Essas palavras caíram sobre mim como pedras. Olhei ao redor — minha mochila de engenharia cheia de plantas onde redesenhei o que os tanques haviam destruído, minha mala de roupas agora apenas uma relíquia de uma época em que eu era uma pessoa comum, um saco plástico contendo restos de comida de dias de fome. Três escolhas, todas iguais à morte.
Naquele momento, entendi que a engenharia que estudei jamais construiria um teto para me proteger de mísseis, que o lápis com o qual esbocei o futuro jamais apagaria as manchas de sangue nos muros de Gaza. Até minha pequena bolsa se tornou uma questão existencial:
Devo levar meus projetos, que podem virar escombros amanhã?
Devo levar minhas roupas para poder morrer “apresentável”?
Ou pego o pão seco, porque meu corpo faminto merece uma última mordida?
Meus olhos buscavam uma resposta entre as ruínas de decisões impossíveis, enquanto meu coração gritava:
“Até a fuga se tornou um exame sem nota de aprovação… Todos os caminhos levam à morte, mas eu preciso escolher como carregá-la!”
No fim, peguei minha mochila de engenharia — não porque fosse a mais importante, mas porque era a mais pesada. Carreguei-a como um caixão para a minha infância. Saí para a rua onde a escuridão lambia os rostos dos que fugiam, onde o céu chovia fogo. Eu sabia que minhas plantas queimariam junto com nossas casas, mas algo dentro de mim se rebelou e disse:
“Eles não roubarão a última coisa que possuo… Continuarei atraindo vida, mesmo enquanto corro pela morte!”
Naquela noite…
Aquela noite não foi apenas uma fuga. Foi o momento em que entendi que, em Gaza, não temos o luxo de escolher entre a vida e a morte — apenas entre formas de morte. Que "sobrevivência" é apenas uma mentira que contamos a nós mesmos para não enlouquecer de terror.
Naquela noite... aprendi que a guerra não rouba apenas vidas — ela rouba até mesmo o nosso direito de sonhar com uma morte digna. Aprendi que "engenharia" em Gaza significa projetar rotas de fuga de um inferno sem fim, que "futuro" é uma palavra que sussurramos com medo, como se fosse uma maldição.
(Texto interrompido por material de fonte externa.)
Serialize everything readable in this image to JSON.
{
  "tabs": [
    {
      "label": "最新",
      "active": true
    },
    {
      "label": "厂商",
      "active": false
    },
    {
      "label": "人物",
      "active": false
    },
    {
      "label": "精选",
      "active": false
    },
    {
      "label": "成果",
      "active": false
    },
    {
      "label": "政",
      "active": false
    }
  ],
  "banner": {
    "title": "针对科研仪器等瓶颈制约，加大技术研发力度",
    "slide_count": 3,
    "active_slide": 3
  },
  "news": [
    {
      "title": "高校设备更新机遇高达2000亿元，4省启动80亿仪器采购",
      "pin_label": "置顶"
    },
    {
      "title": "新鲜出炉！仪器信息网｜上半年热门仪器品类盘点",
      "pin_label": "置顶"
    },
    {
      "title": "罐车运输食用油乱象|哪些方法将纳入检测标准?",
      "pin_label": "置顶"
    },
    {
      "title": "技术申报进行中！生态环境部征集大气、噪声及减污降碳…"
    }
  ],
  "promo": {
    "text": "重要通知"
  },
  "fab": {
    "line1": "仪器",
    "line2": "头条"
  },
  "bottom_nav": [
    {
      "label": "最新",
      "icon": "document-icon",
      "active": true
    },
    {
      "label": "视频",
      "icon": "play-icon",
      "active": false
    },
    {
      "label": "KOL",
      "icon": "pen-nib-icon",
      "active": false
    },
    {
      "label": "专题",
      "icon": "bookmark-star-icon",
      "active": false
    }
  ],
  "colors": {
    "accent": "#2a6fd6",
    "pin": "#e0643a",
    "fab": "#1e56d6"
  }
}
Agora, sempre que passo pela rua da universidade, lembro-me de que uma mão invisível apaga o que construímos, mesmo enquanto o esboçamos. Mesmo assim, ainda carrego minha bolsa de engenharia. Talvez um dia descubramos que cada linha que desenhamos sob bombardeio era uma forma de prece desesperada:
“Olhem para nós… Estamos aqui… Tentando parecer seres humanos apesar de tudo!”
Entre as palavras da tese e o rugido dos mísseis
Meus dedos tremiam sobre o teclado — não de frio, mas do brilho da tela, meu único portal para um mundo além da vasta prisão de Gaza. Arrastei-me para aquele espaço distante onde o sinal de internet era um pequeno roubo das garras da ocupação.
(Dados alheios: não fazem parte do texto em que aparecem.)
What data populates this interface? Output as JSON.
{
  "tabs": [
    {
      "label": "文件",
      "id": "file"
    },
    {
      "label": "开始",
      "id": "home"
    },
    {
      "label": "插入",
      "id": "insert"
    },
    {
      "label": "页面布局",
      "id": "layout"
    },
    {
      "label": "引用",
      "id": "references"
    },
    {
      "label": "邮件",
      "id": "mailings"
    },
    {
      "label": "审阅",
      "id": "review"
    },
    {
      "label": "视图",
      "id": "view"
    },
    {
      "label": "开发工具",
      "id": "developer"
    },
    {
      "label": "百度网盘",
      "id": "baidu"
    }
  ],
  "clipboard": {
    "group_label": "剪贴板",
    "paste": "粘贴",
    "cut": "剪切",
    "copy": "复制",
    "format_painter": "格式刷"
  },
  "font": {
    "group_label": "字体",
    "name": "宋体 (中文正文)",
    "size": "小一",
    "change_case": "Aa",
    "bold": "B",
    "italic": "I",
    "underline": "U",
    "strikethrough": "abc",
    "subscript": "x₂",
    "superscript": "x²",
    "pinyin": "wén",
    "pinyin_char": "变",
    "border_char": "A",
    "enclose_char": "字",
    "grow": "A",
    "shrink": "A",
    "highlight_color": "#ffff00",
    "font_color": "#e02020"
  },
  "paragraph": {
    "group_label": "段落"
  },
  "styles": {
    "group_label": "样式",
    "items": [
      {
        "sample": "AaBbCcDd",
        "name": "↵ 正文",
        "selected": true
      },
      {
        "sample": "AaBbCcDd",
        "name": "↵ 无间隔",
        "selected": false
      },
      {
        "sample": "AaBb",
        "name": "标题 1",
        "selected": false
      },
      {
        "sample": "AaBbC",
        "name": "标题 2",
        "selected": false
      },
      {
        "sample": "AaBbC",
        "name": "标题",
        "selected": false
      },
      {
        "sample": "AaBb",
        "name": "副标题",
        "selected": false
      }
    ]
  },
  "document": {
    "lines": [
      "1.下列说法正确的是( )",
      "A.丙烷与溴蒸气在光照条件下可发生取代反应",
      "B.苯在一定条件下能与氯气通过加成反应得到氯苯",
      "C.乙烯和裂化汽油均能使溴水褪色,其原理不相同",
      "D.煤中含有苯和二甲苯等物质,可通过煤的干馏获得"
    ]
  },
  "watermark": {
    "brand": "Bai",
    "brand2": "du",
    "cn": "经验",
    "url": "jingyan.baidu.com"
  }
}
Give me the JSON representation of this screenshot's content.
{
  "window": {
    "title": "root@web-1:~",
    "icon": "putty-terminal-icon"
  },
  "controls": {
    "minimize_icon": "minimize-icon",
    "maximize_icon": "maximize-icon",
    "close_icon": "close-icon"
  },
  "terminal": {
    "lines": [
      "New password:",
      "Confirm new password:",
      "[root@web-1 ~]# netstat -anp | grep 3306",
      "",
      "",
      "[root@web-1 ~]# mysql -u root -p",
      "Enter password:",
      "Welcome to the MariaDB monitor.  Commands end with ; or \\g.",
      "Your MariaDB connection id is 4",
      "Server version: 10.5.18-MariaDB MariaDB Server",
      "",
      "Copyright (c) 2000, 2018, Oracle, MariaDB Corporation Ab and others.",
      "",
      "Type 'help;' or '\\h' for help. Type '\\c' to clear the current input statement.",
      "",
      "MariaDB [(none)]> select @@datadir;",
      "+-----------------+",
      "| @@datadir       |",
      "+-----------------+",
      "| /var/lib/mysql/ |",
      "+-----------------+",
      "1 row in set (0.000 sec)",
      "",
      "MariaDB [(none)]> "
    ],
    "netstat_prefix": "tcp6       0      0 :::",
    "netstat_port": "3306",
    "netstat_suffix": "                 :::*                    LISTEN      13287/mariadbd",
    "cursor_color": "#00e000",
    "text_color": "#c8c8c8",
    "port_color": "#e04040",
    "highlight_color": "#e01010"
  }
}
“Doutor, este é o meu projeto para um centro de reabilitação para sobreviventes de guerra”, eu disse, forçando a voz a expressar confiança enquanto meus olhos observavam o céu.
Assim que o professor começou a dar seu feedback, o mundo explodiu. A queda da internet não foi apenas uma falha técnica — foi um grito ensurdecedor: "Não há espaço para sonhos aqui". O míssil que caiu não apenas abalou a Terra — ele destruiu nossa crença de que o conhecimento poderia nos proteger. Eu estava a poucos metros da morte.
Três horas de nada.
Minha mãe circulava entre hospitais, levantando os sudários das crianças, procurando meu rosto.
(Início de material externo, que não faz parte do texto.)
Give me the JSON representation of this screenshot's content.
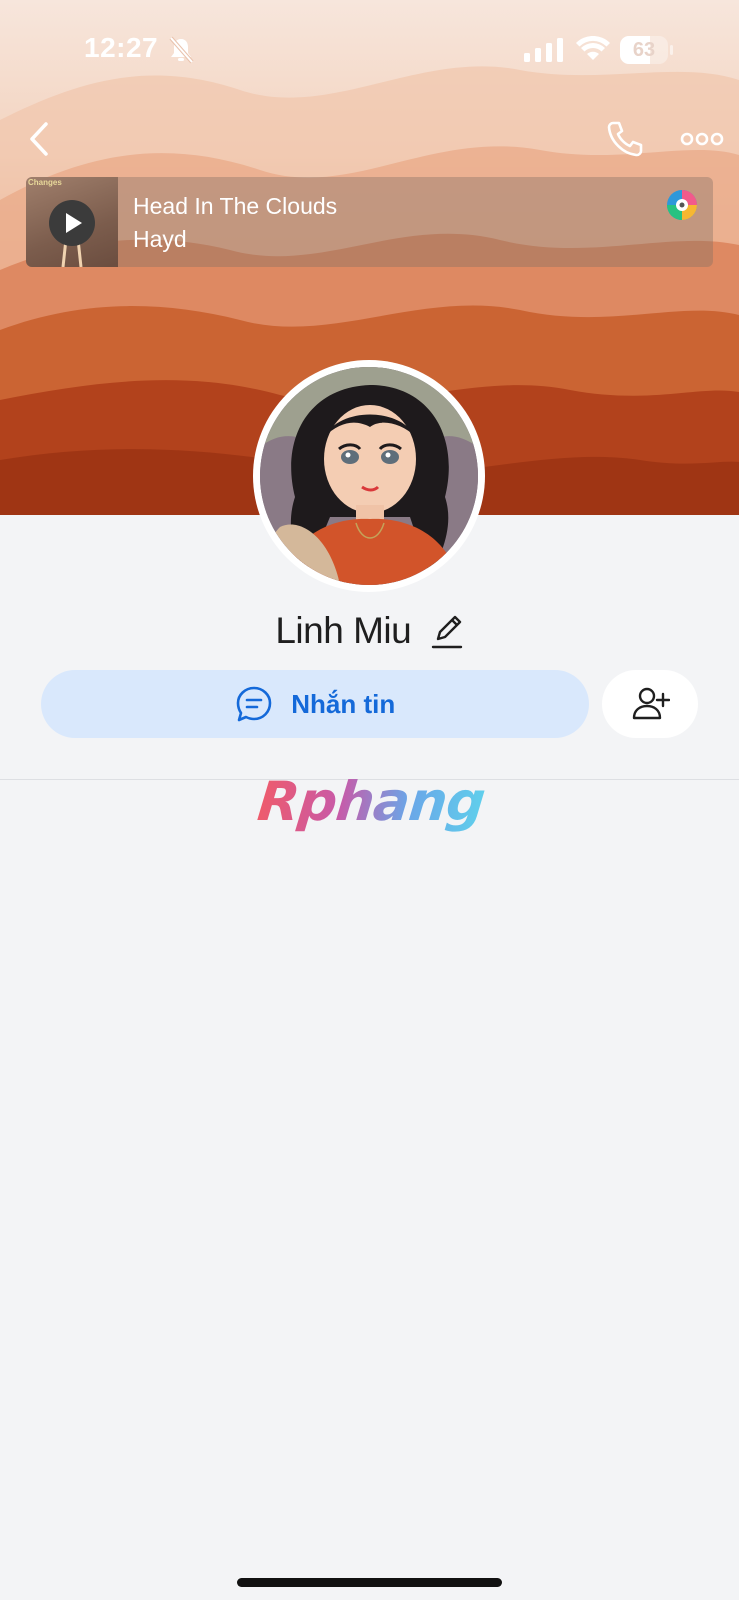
{
  "status_bar": {
    "time": "12:27",
    "battery_percent": "63",
    "battery_level": 0.63,
    "icons": [
      "bell-slash-icon",
      "cellular-signal-icon",
      "wifi-icon",
      "battery-icon"
    ]
  },
  "header": {
    "icons": [
      "chevron-left-icon",
      "phone-icon",
      "more-dots-icon"
    ]
  },
  "music": {
    "cover_label": "Changes",
    "title": "Head In The Clouds",
    "artist": "Hayd",
    "icons": [
      "play-icon",
      "music-disc-icon"
    ]
  },
  "profile": {
    "name": "Linh Miu",
    "edit_icon": "pencil-icon"
  },
  "actions": {
    "message_label": "Nhắn tin",
    "message_icon": "chat-bubble-icon",
    "add_friend_icon": "add-user-icon"
  },
  "watermark": {
    "text": "Rphang"
  },
  "colors": {
    "accent": "#1469d9",
    "message_button_bg": "#d9e8fc",
    "page_bg": "#f3f4f6"
  }
}
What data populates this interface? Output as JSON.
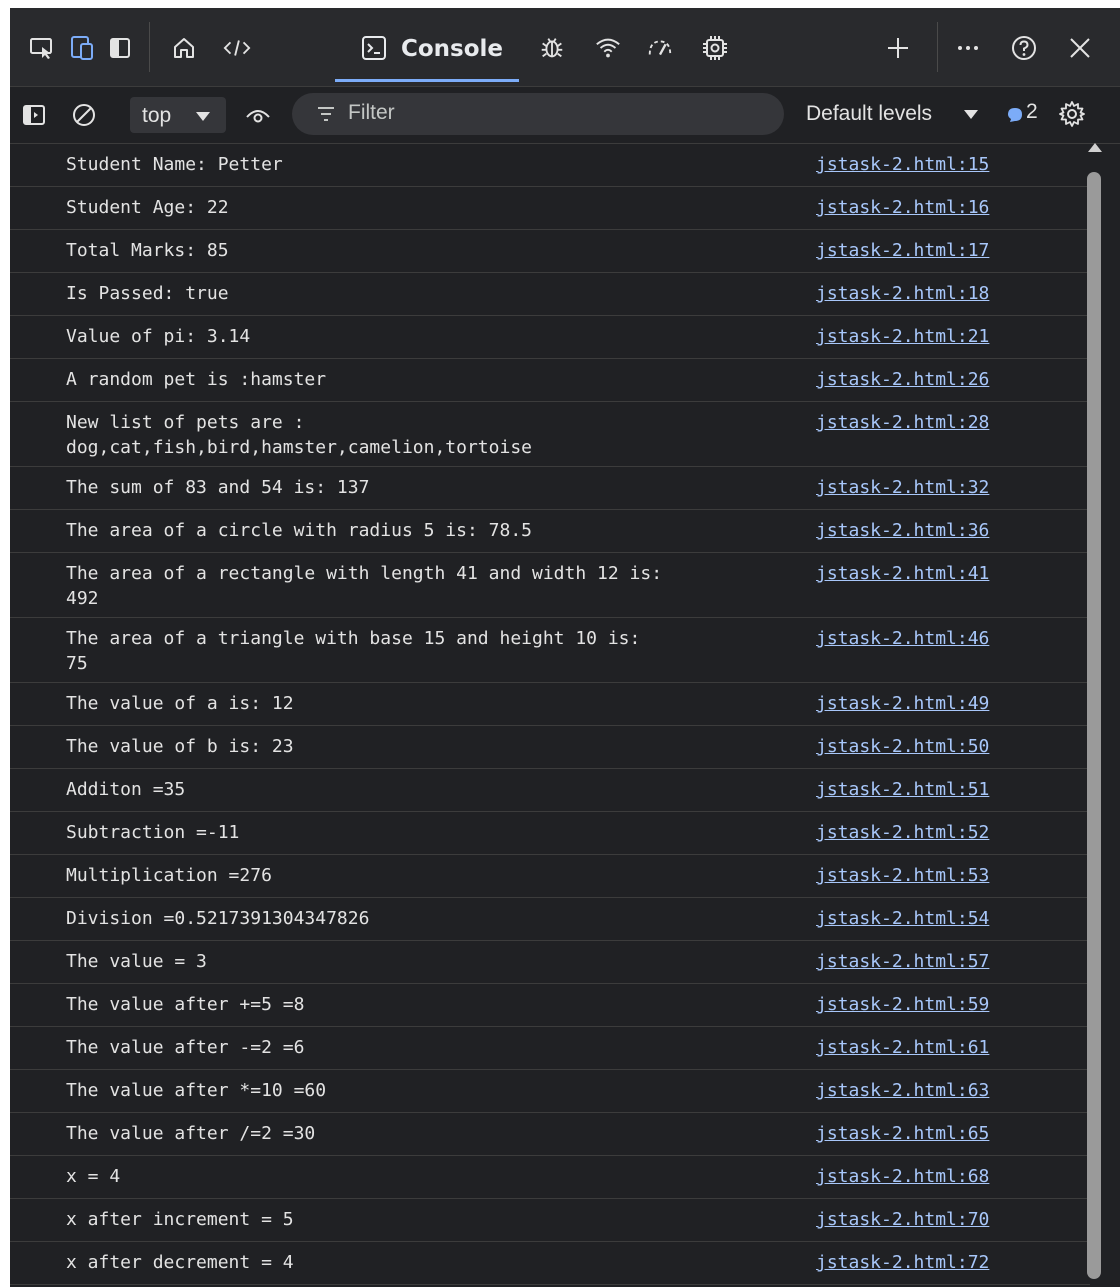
{
  "tabs": {
    "console_label": "Console"
  },
  "toolbar": {
    "context": "top",
    "filter_placeholder": "Filter",
    "levels": "Default levels",
    "issues_count": "2"
  },
  "logs": [
    {
      "msg": "Student Name: Petter",
      "src": "jstask-2.html:15"
    },
    {
      "msg": "Student Age: 22",
      "src": "jstask-2.html:16"
    },
    {
      "msg": "Total Marks: 85",
      "src": "jstask-2.html:17"
    },
    {
      "msg": "Is Passed: true",
      "src": "jstask-2.html:18"
    },
    {
      "msg": "Value of pi: 3.14",
      "src": "jstask-2.html:21"
    },
    {
      "msg": "A random pet is :hamster",
      "src": "jstask-2.html:26"
    },
    {
      "msg": "New list of pets are :\ndog,cat,fish,bird,hamster,camelion,tortoise",
      "src": "jstask-2.html:28"
    },
    {
      "msg": "The sum of 83 and 54 is: 137",
      "src": "jstask-2.html:32"
    },
    {
      "msg": "The area of a circle with radius 5 is: 78.5",
      "src": "jstask-2.html:36"
    },
    {
      "msg": "The area of a rectangle with length 41 and width 12 is:\n492",
      "src": "jstask-2.html:41"
    },
    {
      "msg": "The area of a triangle with base 15 and height 10 is:\n75",
      "src": "jstask-2.html:46"
    },
    {
      "msg": "The value of a is: 12",
      "src": "jstask-2.html:49"
    },
    {
      "msg": "The value of b is: 23",
      "src": "jstask-2.html:50"
    },
    {
      "msg": "Additon =35",
      "src": "jstask-2.html:51"
    },
    {
      "msg": "Subtraction =-11",
      "src": "jstask-2.html:52"
    },
    {
      "msg": "Multiplication =276",
      "src": "jstask-2.html:53"
    },
    {
      "msg": "Division =0.5217391304347826",
      "src": "jstask-2.html:54"
    },
    {
      "msg": "The value = 3",
      "src": "jstask-2.html:57"
    },
    {
      "msg": "The value after +=5 =8",
      "src": "jstask-2.html:59"
    },
    {
      "msg": "The value after -=2 =6",
      "src": "jstask-2.html:61"
    },
    {
      "msg": "The value after *=10 =60",
      "src": "jstask-2.html:63"
    },
    {
      "msg": "The value after /=2 =30",
      "src": "jstask-2.html:65"
    },
    {
      "msg": "x = 4",
      "src": "jstask-2.html:68"
    },
    {
      "msg": "x after increment = 5",
      "src": "jstask-2.html:70"
    },
    {
      "msg": "x after decrement = 4",
      "src": "jstask-2.html:72"
    }
  ]
}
Meu pai cavou os escombros próximos com as mãos sangrando.
Minha irmãzinha gritou na rua: “Minha irmã é engenheira, ela não tem nada a ver com essa guerra!”
Voltei para casa tarde e encontrei minha família de luto, sofrendo por mim. O laptop que segurei durante todo o caminho parecia mais pesado que uma montanha — não porque continha meu projeto final, mas porque era a única testemunha de que eu havia tentado ser mais do que apenas mais um nome no registro dos mártires.
“Minha filha... Achávamos que você tinha se tornado uma daquelas pessoas cujas vidas são reduzidas a um atestado de óbito”, disse minha mãe, apertando minhas mãos como se confirmasse que eu ainda estava ali.
Naquele momento, eu entendi: nós não estudamos para obter diplomas, nós estudamos para provar que estamos vivos, que merecemos sobreviver.
Agora, quando caminho por aquela área, vejo minha sombra impressa na parede como uma testemunha:
“Aqui estava uma estudante defendendo seu futuro enquanto a guerra debatia seu direito de existir.”
Não rascunhamos nossos projetos no papel — nós os gravamos com sangue nas paredes do tempo, para que o mundo saiba que Gaza nunca foi apenas um lugar de morte. Sempre foi uma escola onde aprendemos a forjar esperança a partir das ruínas.
Isso é apenas uma fração do que suportei em meus estudos durante esta guerra assassina.